ANALISIS KORELASI KONDISI JALUR SEPEDA TERHADAP PENGGUNAAN FASILITAS BIKE-SHARING BOSEH DI KOTA BANDUNG
Dalam tujuan pengembangan transportasi aktif di Kota Bandung, BOSEH diperkenalkan pada tahun 2017 sebagai moda transportasi pendek atau pengumpan (feeder) dengan tujuan mengurai kemacetan di Kota Bandung. Namun, sejak pelaksanaannya, penggunaan BOSEH cenderung stagnan dan belum menunjukkan kontribusi signifikan terhadap pergeseran moda transportasi masyarakat. Penelitian ini bertujuan untuk mengevaluasi kondisi eksisting fasilitas BOSEH dan lajur sepeda, menganalisis tingkat pelayanan lajur sepeda melalui metode Bicycle Level of Service (BLOS), serta mengkaji hubungan kualitas lajur terhadap penggunaan BOSEH. Selain itu, dilakukan pula analisis spasial untuk mengidentifikasi keterkaitan pola aktivitas di sekitar stasiun terhadap distribusi trip BOSEH, serta pengumpulan persepsi masyarakat untuk mengetahui tantangan dan potensi pengembangan sistem ini. Dari analisis-analisis yang dilakukan, jumlah perjalanan bike-sharing BOSEH tidak secara signifikan dipengaruhi oleh skor BLOS yang merupakan representasi dari kualitas lajur sepeda, begitu juga dengan titik minat (Point of Interest) di sekitar kawasan stasiun.
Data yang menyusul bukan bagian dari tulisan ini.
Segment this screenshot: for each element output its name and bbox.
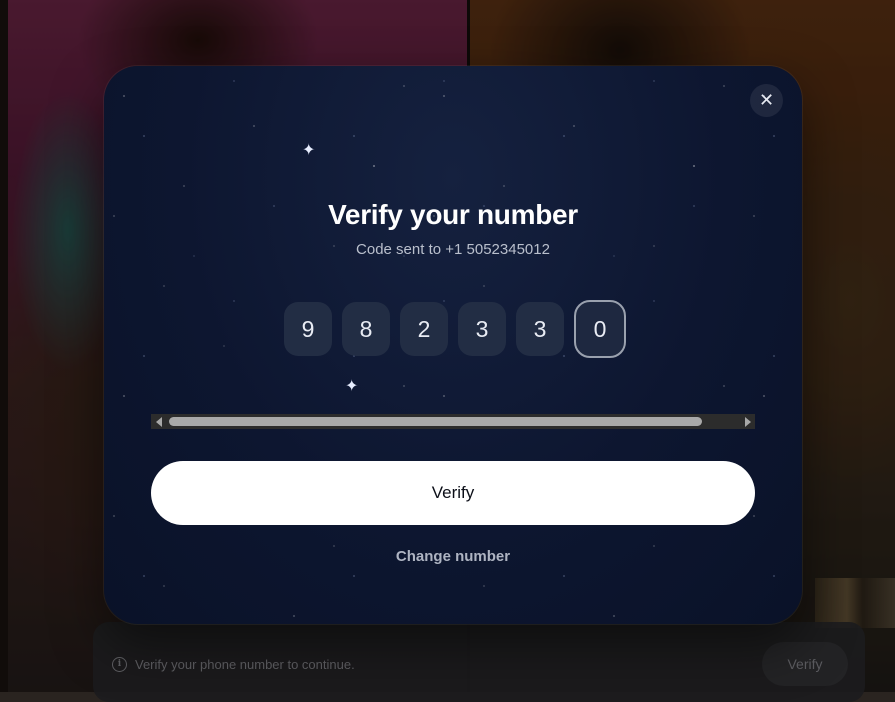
verify-button[interactable]: Verify: [151, 461, 755, 525]
scroll-right-arrow-icon[interactable]: [740, 414, 755, 429]
sparkle-icon: ✦: [302, 140, 316, 159]
code-digit-4[interactable]: 3: [458, 302, 506, 356]
scroll-left-arrow-icon[interactable]: [151, 414, 166, 429]
modal-subtitle: Code sent to +1 5052345012: [356, 241, 550, 258]
bottom-status-text: Verify your phone number to continue.: [135, 656, 355, 672]
verification-code-inputs: 9 8 2 3 3 0: [284, 300, 626, 358]
code-digit-1[interactable]: 9: [284, 302, 332, 356]
bottom-status-message: i Verify your phone number to continue.: [112, 655, 355, 673]
change-number-link[interactable]: Change number: [104, 548, 802, 565]
close-icon: ✕: [758, 90, 775, 111]
code-digit-3[interactable]: 2: [400, 302, 448, 356]
verify-number-modal: ✦ ✦ ✕ Verify your number Code sent to +1…: [104, 66, 802, 624]
horizontal-scrollbar[interactable]: [151, 414, 755, 429]
code-digit-6[interactable]: 0: [574, 300, 626, 358]
info-icon: i: [112, 656, 127, 672]
code-digit-2[interactable]: 8: [342, 302, 390, 356]
close-button[interactable]: ✕: [750, 84, 783, 117]
sparkle-icon: ✦: [345, 376, 359, 395]
code-digit-5[interactable]: 3: [516, 302, 564, 356]
modal-title: Verify your number: [328, 199, 578, 230]
scrollbar-thumb[interactable]: [169, 417, 702, 426]
bottom-verify-button[interactable]: Verify: [762, 642, 848, 686]
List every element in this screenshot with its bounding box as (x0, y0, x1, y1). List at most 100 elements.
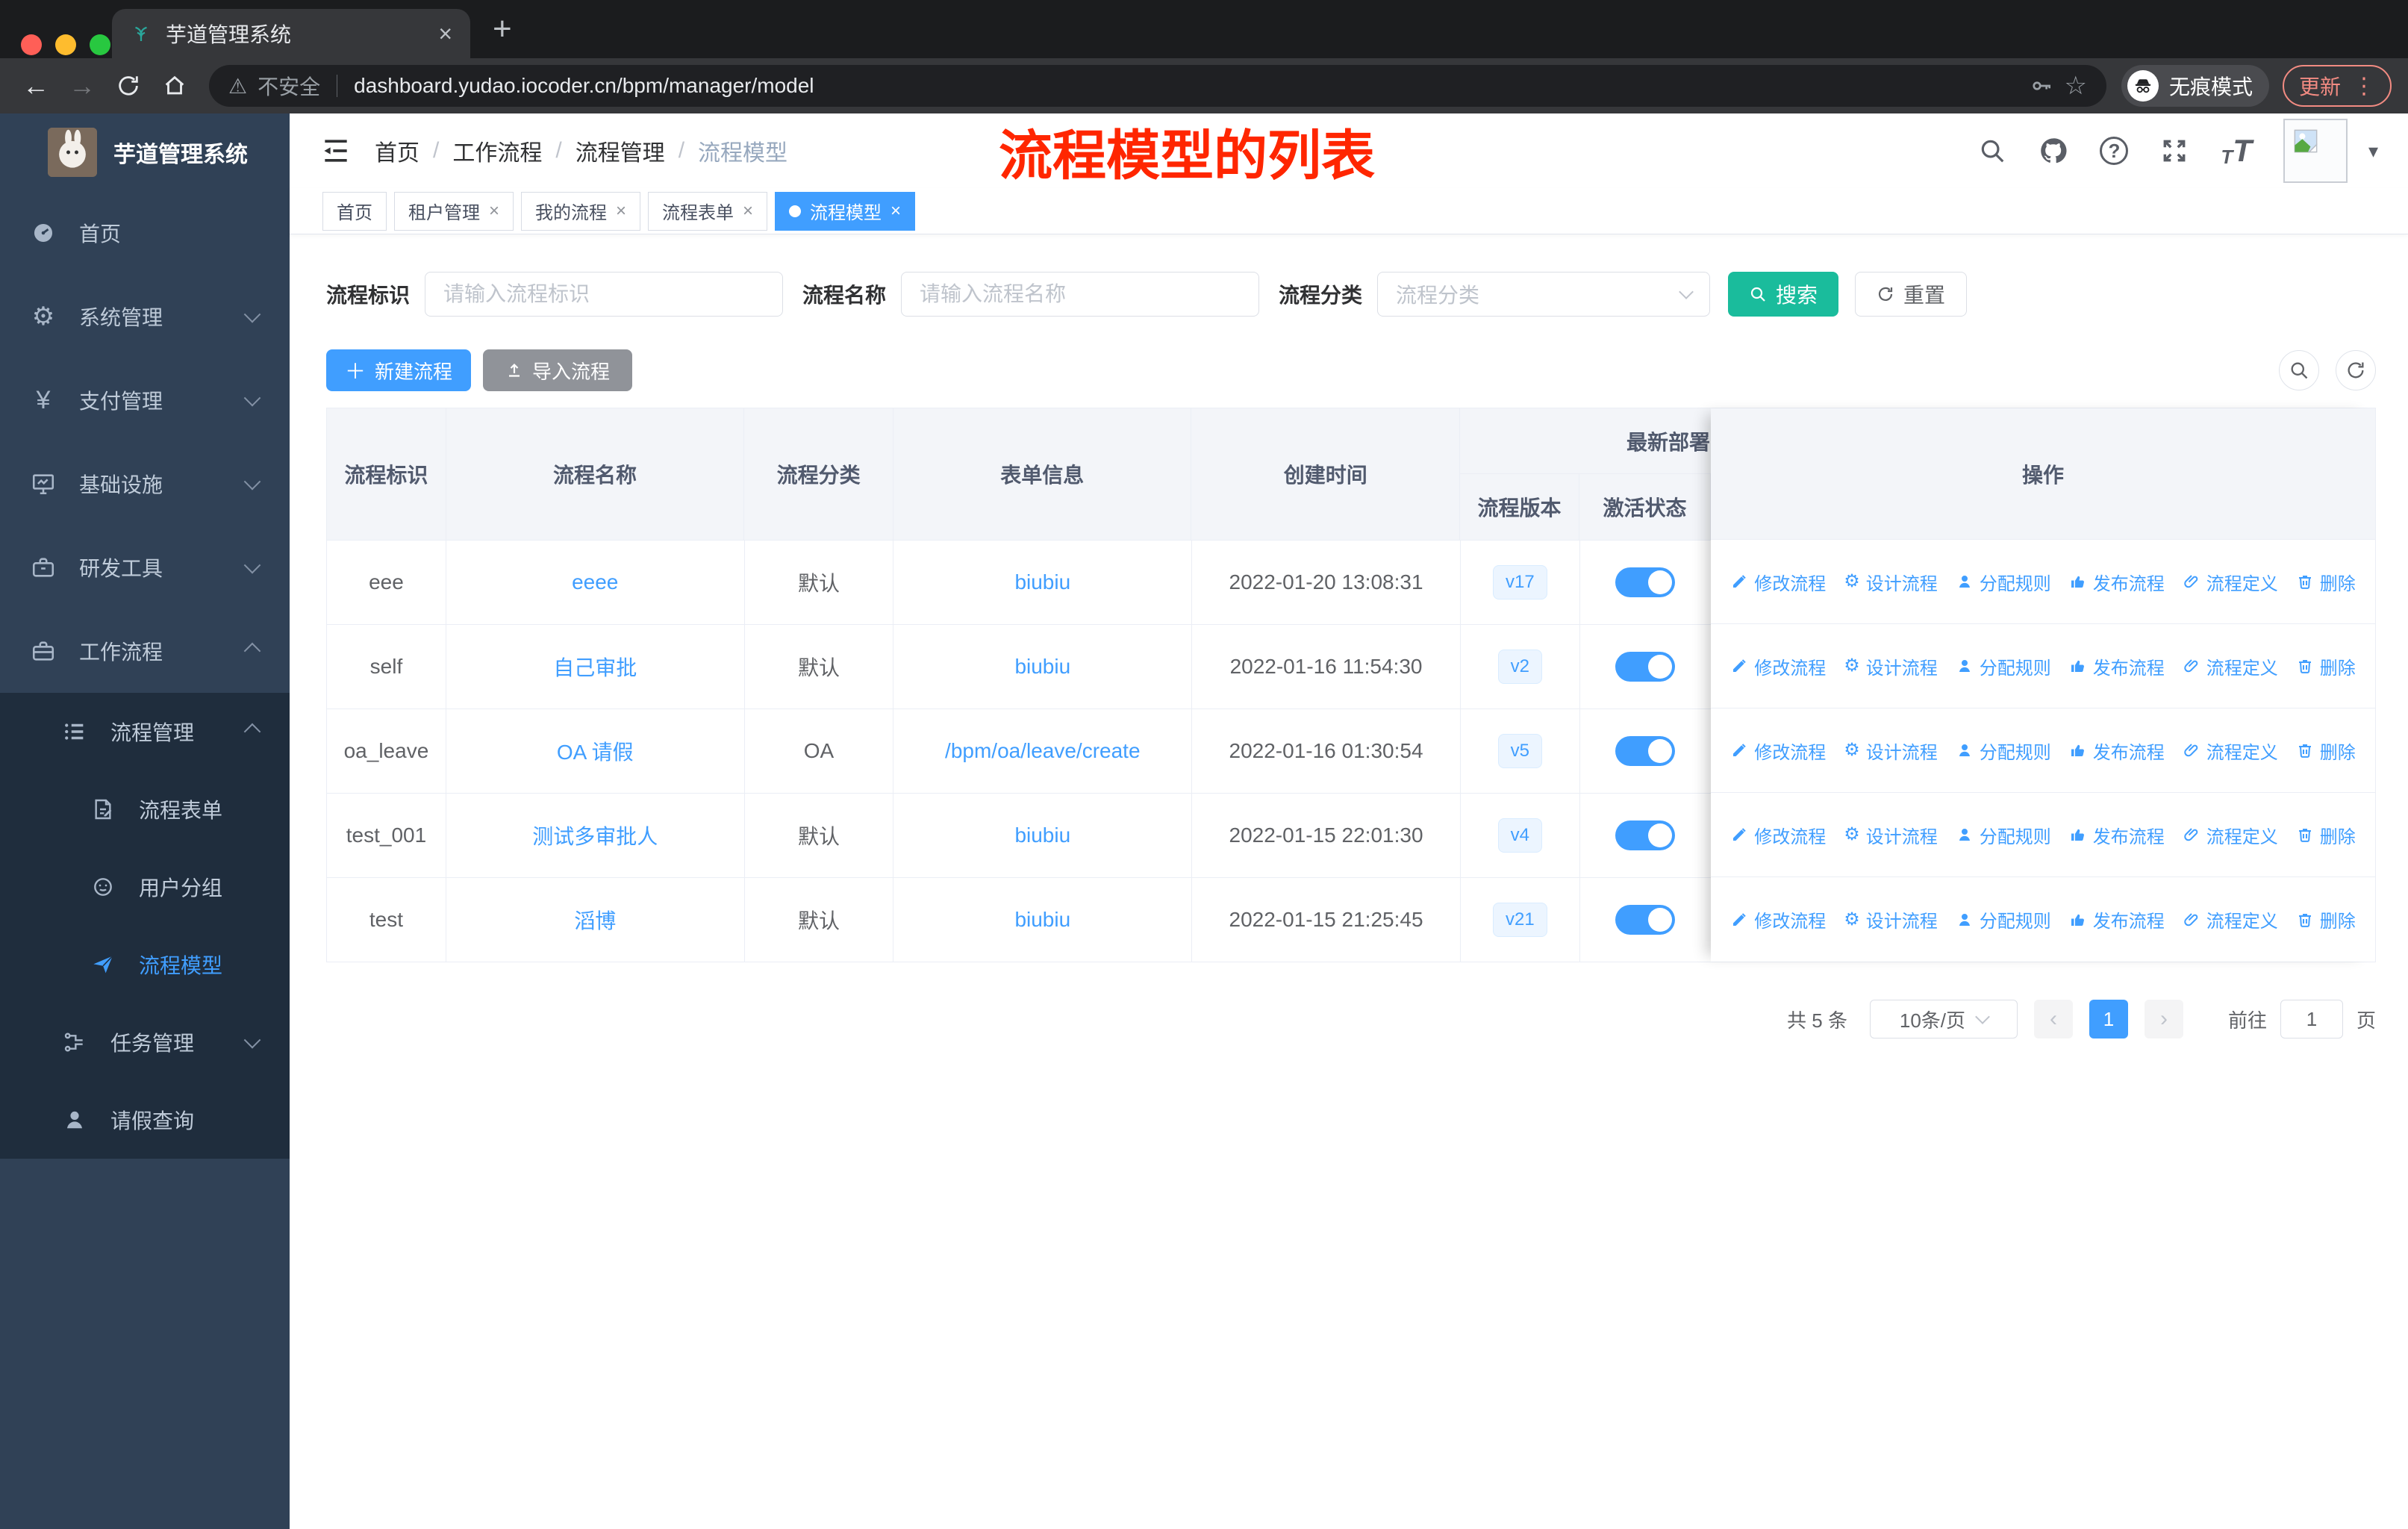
active-toggle[interactable] (1615, 736, 1676, 766)
active-toggle[interactable] (1615, 652, 1676, 682)
sidebar-item-process-model[interactable]: 流程模型 (0, 926, 290, 1003)
process-name-link[interactable]: 测试多审批人 (532, 820, 658, 850)
breadcrumb-item[interactable]: 流程管理 (576, 134, 665, 167)
page-size-select[interactable]: 10条/页 (1869, 1000, 2018, 1038)
prev-page-button[interactable]: ‹ (2033, 1000, 2073, 1038)
design-process-link[interactable]: ⚙ 设计流程 (1844, 822, 1938, 848)
edit-process-link[interactable]: 修改流程 (1730, 822, 1826, 848)
form-info-link[interactable]: biubiu (1014, 823, 1070, 847)
fullscreen-icon[interactable] (2159, 136, 2189, 166)
url-text[interactable]: dashboard.yudao.iocoder.cn/bpm/manager/m… (354, 74, 2019, 98)
font-size-icon[interactable]: TT (2221, 135, 2252, 167)
assign-rule-link[interactable]: 分配规则 (1956, 653, 2051, 679)
active-toggle[interactable] (1615, 905, 1676, 935)
design-process-link[interactable]: ⚙ 设计流程 (1844, 653, 1938, 679)
forward-icon[interactable]: → (63, 66, 102, 105)
publish-process-link[interactable]: 发布流程 (2069, 569, 2165, 595)
sidebar-item-home[interactable]: 首页 (0, 191, 290, 275)
form-info-link[interactable]: biubiu (1014, 655, 1070, 679)
delete-link[interactable]: 删除 (2296, 738, 2356, 764)
assign-rule-link[interactable]: 分配规则 (1956, 906, 2051, 932)
close-icon[interactable]: × (743, 201, 753, 222)
browser-tab[interactable]: 芋道管理系统 × (112, 9, 470, 58)
delete-link[interactable]: 删除 (2296, 822, 2356, 848)
home-icon[interactable] (155, 66, 194, 105)
not-secure-warning-icon[interactable]: ⚠ (228, 74, 247, 99)
new-tab-button[interactable]: + (493, 10, 512, 48)
show-search-button[interactable] (2279, 350, 2319, 390)
process-definition-link[interactable]: 流程定义 (2183, 738, 2278, 764)
bookmark-star-icon[interactable]: ☆ (2064, 66, 2086, 105)
next-page-button[interactable]: › (2144, 1000, 2183, 1038)
sidebar-item-leave-query[interactable]: 请假查询 (0, 1081, 290, 1159)
breadcrumb-item[interactable]: 首页 (375, 134, 419, 167)
process-definition-link[interactable]: 流程定义 (2183, 653, 2278, 679)
edit-process-link[interactable]: 修改流程 (1730, 738, 1826, 764)
delete-link[interactable]: 删除 (2296, 653, 2356, 679)
sidebar-item-workflow[interactable]: 工作流程 (0, 609, 290, 693)
design-process-link[interactable]: ⚙ 设计流程 (1844, 569, 1938, 595)
sidebar-item-task-manage[interactable]: 任务管理 (0, 1003, 290, 1081)
window-zoom-button[interactable] (90, 34, 110, 55)
reset-button[interactable]: 重置 (1855, 272, 1968, 317)
password-key-icon[interactable] (2030, 74, 2053, 98)
current-page-button[interactable]: 1 (2089, 1000, 2128, 1038)
window-close-button[interactable] (21, 34, 42, 55)
window-minimize-button[interactable] (55, 34, 76, 55)
design-process-link[interactable]: ⚙ 设计流程 (1844, 738, 1938, 764)
edit-process-link[interactable]: 修改流程 (1730, 569, 1826, 595)
process-category-select[interactable]: 流程分类 (1377, 272, 1711, 317)
tab-close-icon[interactable]: × (438, 22, 452, 46)
process-name-link[interactable]: 滔博 (574, 905, 616, 935)
process-id-input[interactable] (425, 272, 784, 317)
avatar-caret-icon[interactable]: ▾ (2368, 140, 2378, 163)
delete-link[interactable]: 删除 (2296, 906, 2356, 932)
tag-process-model[interactable]: 流程模型 × (775, 191, 916, 231)
refresh-table-button[interactable] (2336, 350, 2376, 390)
publish-process-link[interactable]: 发布流程 (2069, 906, 2165, 932)
publish-process-link[interactable]: 发布流程 (2069, 653, 2165, 679)
close-icon[interactable]: × (890, 201, 901, 222)
back-icon[interactable]: ← (16, 66, 55, 105)
edit-process-link[interactable]: 修改流程 (1730, 906, 1826, 932)
search-button[interactable]: 搜索 (1728, 272, 1839, 317)
sidebar-item-payment[interactable]: ¥ 支付管理 (0, 358, 290, 442)
delete-link[interactable]: 删除 (2296, 569, 2356, 595)
form-info-link[interactable]: /bpm/oa/leave/create (945, 739, 1141, 763)
tag-process-form[interactable]: 流程表单 × (648, 191, 768, 231)
browser-update-button[interactable]: 更新 ⋮ (2282, 65, 2392, 107)
tag-tenant[interactable]: 租户管理 × (394, 191, 514, 231)
sidebar-item-process-form[interactable]: 流程表单 (0, 770, 290, 848)
assign-rule-link[interactable]: 分配规则 (1956, 569, 2051, 595)
search-icon[interactable] (1977, 136, 2007, 166)
sidebar-item-devtools[interactable]: 研发工具 (0, 526, 290, 609)
close-icon[interactable]: × (616, 201, 626, 222)
goto-page-input[interactable] (2280, 1000, 2343, 1038)
process-name-input[interactable] (901, 272, 1260, 317)
help-icon[interactable]: ? (2100, 137, 2129, 165)
process-name-link[interactable]: eeee (572, 570, 618, 594)
design-process-link[interactable]: ⚙ 设计流程 (1844, 906, 1938, 932)
publish-process-link[interactable]: 发布流程 (2069, 822, 2165, 848)
close-icon[interactable]: × (489, 201, 499, 222)
reload-icon[interactable] (109, 66, 148, 105)
sidebar-collapse-icon[interactable] (319, 134, 352, 167)
breadcrumb-item[interactable]: 工作流程 (452, 134, 542, 167)
process-name-link[interactable]: 自己审批 (553, 652, 637, 682)
tag-my-process[interactable]: 我的流程 × (521, 191, 641, 231)
active-toggle[interactable] (1615, 820, 1676, 850)
active-toggle[interactable] (1615, 567, 1676, 597)
browser-menu-icon[interactable]: ⋮ (2353, 73, 2375, 99)
process-definition-link[interactable]: 流程定义 (2183, 822, 2278, 848)
sidebar-item-infra[interactable]: 基础设施 (0, 442, 290, 526)
avatar[interactable] (2283, 119, 2348, 183)
form-info-link[interactable]: biubiu (1014, 570, 1070, 594)
process-definition-link[interactable]: 流程定义 (2183, 906, 2278, 932)
sidebar-item-user-group[interactable]: 用户分组 (0, 848, 290, 926)
import-process-button[interactable]: 导入流程 (483, 349, 632, 391)
edit-process-link[interactable]: 修改流程 (1730, 653, 1826, 679)
process-name-link[interactable]: OA 请假 (557, 736, 634, 766)
assign-rule-link[interactable]: 分配规则 (1956, 822, 2051, 848)
github-icon[interactable] (2039, 136, 2068, 166)
form-info-link[interactable]: biubiu (1014, 908, 1070, 932)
Perjalanan bike-sharing BOSEH masih didominasi dengan kegiatan rekreasional yang tidak memiliki destinasi spesifik yang diduga sebagai penyebab fenomena perjalanan looping yakni sebesar 42% dari total perjalanan bike-sharing BOSEH. Kualitas lajur sepeda juga masih terbatas, dengan mayoritas berupa marka jalan tanpa pemisah fisik dan kondisi perkerasan yang variatif. Persepsi masyarakat mendukung potensi BOSEH yang terintegrasi dengan lajur sepeda sebagai moda ramah lingkungan, namun menyoroti keterbatasan dalam promosi, fasilitas, dan integrasi dengan sistem transportasi publik.